Le quartier Pointe-Saint-Charles va-t-il enfin renaître? Il est permis de l'espérer à la lecture du rapport de l'Office de consultation publique, dévoilé la semaine dernière. Ce document est le fruit d'une démarche originale, une première à Montréal: plutôt que de se prononcer sur un projet d'aménagement précis, l'Office a animé et encadré une série de rencontres réunissant les élus, les groupes communautaires, les promoteurs et les résidants. L'objectif: s'entendre sur un éventuel projet de développement du site des ateliers du Canadien National.

Le territoire dont il est question couvre le quart de Pointe-Saint-Charles et doit accueillir le centre d'entretien de l'Agence métropolitaine de transport. Le reste du terrain serait partagé entre des activités industrielles et un développement résidentiel. Rappelons qu'il s'agit d'un coin quasi abandonné, dont le développement accuse plusieurs décennies de retard. L'avortement du projet de déménagement du casino lui a valu en outre une réputation de quartier difficile. Le spectre de la contestation citoyenne a sans doute fait peur à bien des promoteurs. Bref, on peut presque parler d'un secteur maudit qui aurait besoin d'un sérieux coup de baguette magique.

 

Or, le rapport de l'Office de consultation publique montre qu'en encadrant bien les discussions à propos du développement, le quartier pourrait se doter d'un projet emballant.

À condition, précisent les auteurs, d'adopter une réglementation très stricte qui garantira un développement harmonieux, respectueux des conditions de vie des résidants du quartier.

Pour l'instant, ces résidants sont inquiets. Ils craignent la circulation des camions qui sera inévitablement générée par une activité industrielle. Ils s'inquiètent aussi du degré de contamination du sol et du manque de logements abordables dans les projets préliminaires du promoteur.
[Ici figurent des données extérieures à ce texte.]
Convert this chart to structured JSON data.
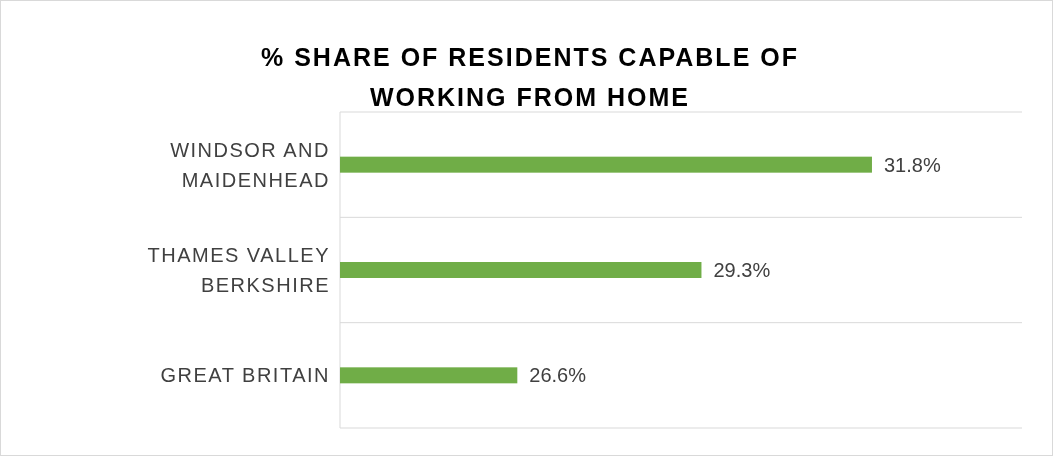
{
  "chart_data": {
    "type": "bar",
    "orientation": "horizontal",
    "title": "% SHARE OF RESIDENTS CAPABLE OF WORKING FROM HOME",
    "categories": [
      "WINDSOR AND MAIDENHEAD",
      "THAMES VALLEY BERKSHIRE",
      "GREAT BRITAIN"
    ],
    "series": [
      {
        "color": "#70ad47",
        "values": [
          31.8,
          29.3,
          26.6
        ],
        "value_labels": [
          "31.8%",
          "29.3%",
          "26.6%"
        ]
      }
    ],
    "xlim": [
      24,
      34
    ],
    "grid": "y",
    "tick_labels": "y"
  }
}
Bref, comme tout le monde, ils aspirent à une certaine qualité de vie.

Leurs craintes sont accentuées par l'attitude du propriétaire des terrains en question, Vincent Chiara du Groupe Mach, qui a commis plusieurs entorses aux règlements actuels, et ce, pendant le processus de consultation, ce qui a passablement fragilisé le lien de confiance avec les résidants.

Pour éviter ce genre de dérapages, l'Office recommande donc à la Ville de faire preuve de rigueur en adoptant une réglementation stricte (architecture, urbanisme, circulation des camions) qui encadrera le développement futur du site des ateliers du CN. L'Office insiste aussi sur l'importance d'adopter des mesures dissuasives. Les amendes en vigueur (quelques centaines de dollars lorsqu'on ne respecte pas un règlement concernant par exemple la circulation de camions en milieu résidentiel durant la fin de semaine), ne sont pas suffisantes pour imposer le respect. Il faut davantage de poigne.
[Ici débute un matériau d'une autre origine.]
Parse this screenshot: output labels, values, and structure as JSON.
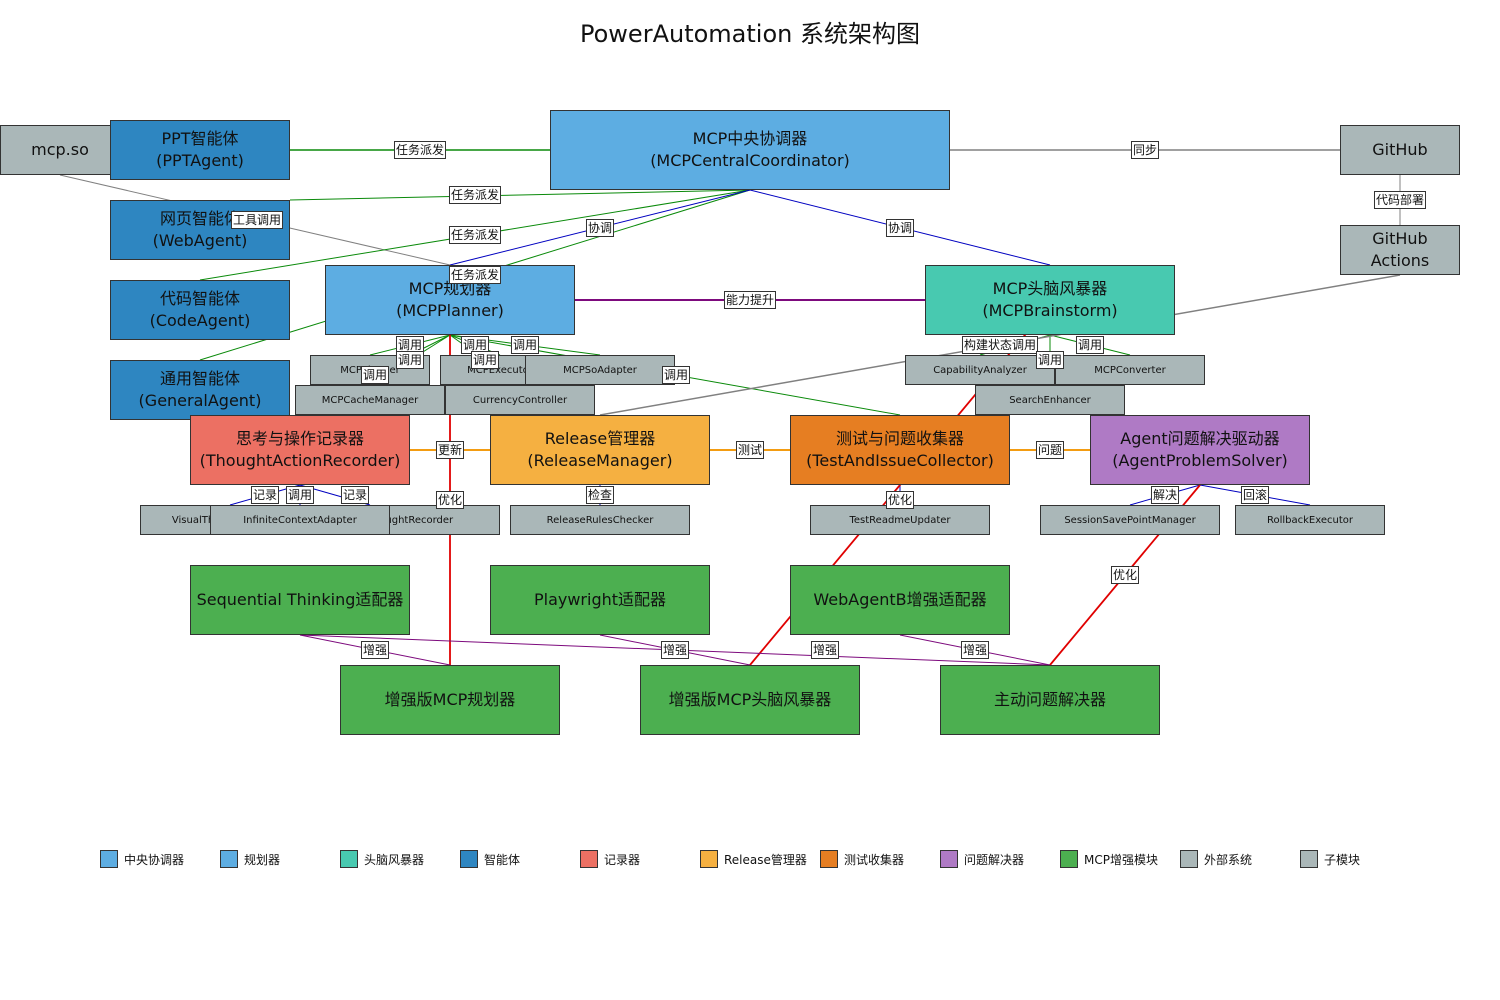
{
  "title": "PowerAutomation 系统架构图",
  "colors": {
    "central": "#5dade2",
    "planner": "#5dade2",
    "brain": "#48c9b0",
    "agent": "#2e86c1",
    "recorder": "#ec7063",
    "release": "#f5b041",
    "test": "#e67e22",
    "solver": "#af7ac5",
    "enhance": "#4caf50",
    "external": "#aab7b8",
    "submodule": "#aab7b8",
    "edge_green": "#0a8a0a",
    "edge_blue": "#0000c0",
    "edge_purple": "#7d0a7d",
    "edge_gray": "#808080",
    "edge_orange": "#f39c12",
    "edge_red": "#e00000",
    "edge_green2": "#1a8f1a"
  },
  "nodes": {
    "mcpso": {
      "label": "mcp.so"
    },
    "ppt": {
      "label": "PPT智能体\n(PPTAgent)"
    },
    "web": {
      "label": "网页智能体\n(WebAgent)"
    },
    "code": {
      "label": "代码智能体\n(CodeAgent)"
    },
    "general": {
      "label": "通用智能体\n(GeneralAgent)"
    },
    "central": {
      "label": "MCP中央协调器\n(MCPCentralCoordinator)"
    },
    "github": {
      "label": "GitHub"
    },
    "ghactions": {
      "label": "GitHub Actions"
    },
    "planner": {
      "label": "MCP规划器\n(MCPPlanner)"
    },
    "brain": {
      "label": "MCP头脑风暴器\n(MCPBrainstorm)"
    },
    "sub_planner": {
      "label": "MCPPlanner"
    },
    "sub_executor": {
      "label": "MCPExecutor"
    },
    "sub_soadapter": {
      "label": "MCPSoAdapter"
    },
    "sub_cache": {
      "label": "MCPCacheManager"
    },
    "sub_currency": {
      "label": "CurrencyController"
    },
    "sub_capability": {
      "label": "CapabilityAnalyzer"
    },
    "sub_converter": {
      "label": "MCPConverter"
    },
    "sub_search": {
      "label": "SearchEnhancer"
    },
    "recorder": {
      "label": "思考与操作记录器\n(ThoughtActionRecorder)"
    },
    "release": {
      "label": "Release管理器\n(ReleaseManager)"
    },
    "test": {
      "label": "测试与问题收集器\n(TestAndIssueCollector)"
    },
    "solver": {
      "label": "Agent问题解决驱动器\n(AgentProblemSolver)"
    },
    "sub_visual": {
      "label": "VisualThoughtRecorder"
    },
    "sub_infinite": {
      "label": "InfiniteContextAdapter"
    },
    "sub_thought": {
      "label": "ThoughtRecorder"
    },
    "sub_rules": {
      "label": "ReleaseRulesChecker"
    },
    "sub_readme": {
      "label": "TestReadmeUpdater"
    },
    "sub_savepoint": {
      "label": "SessionSavePointManager"
    },
    "sub_rollback": {
      "label": "RollbackExecutor"
    },
    "seq": {
      "label": "Sequential Thinking适配器"
    },
    "playwright": {
      "label": "Playwright适配器"
    },
    "webagentb": {
      "label": "WebAgentB增强适配器"
    },
    "eplanner": {
      "label": "增强版MCP规划器"
    },
    "ebrain": {
      "label": "增强版MCP头脑风暴器"
    },
    "esolver": {
      "label": "主动问题解决器"
    }
  },
  "edge_labels": {
    "task1": "任务派发",
    "task2": "任务派发",
    "task3": "任务派发",
    "task4": "任务派发",
    "sync": "同步",
    "deploy": "代码部署",
    "tool": "工具调用",
    "coord1": "协调",
    "coord2": "协调",
    "ability": "能力提升",
    "call1": "调用",
    "call2": "调用",
    "call3": "调用",
    "call4": "调用",
    "call5": "调用",
    "call6": "调用",
    "call7": "调用",
    "build": "构建状态调用",
    "bcall1": "调用",
    "bcall2": "调用",
    "update": "更新",
    "test": "测试",
    "issue": "问题",
    "rec1": "记录",
    "rec2": "调用",
    "rec3": "记录",
    "check": "检查",
    "opt1": "优化",
    "opt2": "优化",
    "opt3": "优化",
    "solve": "解决",
    "rollback": "回滚",
    "enh1": "增强",
    "enh2": "增强",
    "enh3": "增强",
    "enh4": "增强"
  },
  "legend": [
    {
      "label": "中央协调器",
      "color": "#5dade2"
    },
    {
      "label": "规划器",
      "color": "#5dade2"
    },
    {
      "label": "头脑风暴器",
      "color": "#48c9b0"
    },
    {
      "label": "智能体",
      "color": "#2e86c1"
    },
    {
      "label": "记录器",
      "color": "#ec7063"
    },
    {
      "label": "Release管理器",
      "color": "#f5b041"
    },
    {
      "label": "测试收集器",
      "color": "#e67e22"
    },
    {
      "label": "问题解决器",
      "color": "#af7ac5"
    },
    {
      "label": "MCP增强模块",
      "color": "#4caf50"
    },
    {
      "label": "外部系统",
      "color": "#aab7b8"
    },
    {
      "label": "子模块",
      "color": "#aab7b8"
    }
  ]
}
Les prochaines années seront décisives pour le sud-ouest de Montréal. Entre la réfection de l'échangeur Turcot à l'ouest et l'abaissement de l'autoroute Bonaventure à l'est, un avenir prometteur attend cette portion de la ville, qui recèle un potentiel incroyable grâce à son patrimoine architectural, son passé industriel et la présence du très beau canal de Lachine.

Cette transformation extrême n'est pas seulement nécessaire, elle est vitale. C'est pourquoi tous les intervenants, autant les élus que les groupes communautaires et les promoteurs, ont l'obligation morale de s'entendre dans ce dossier.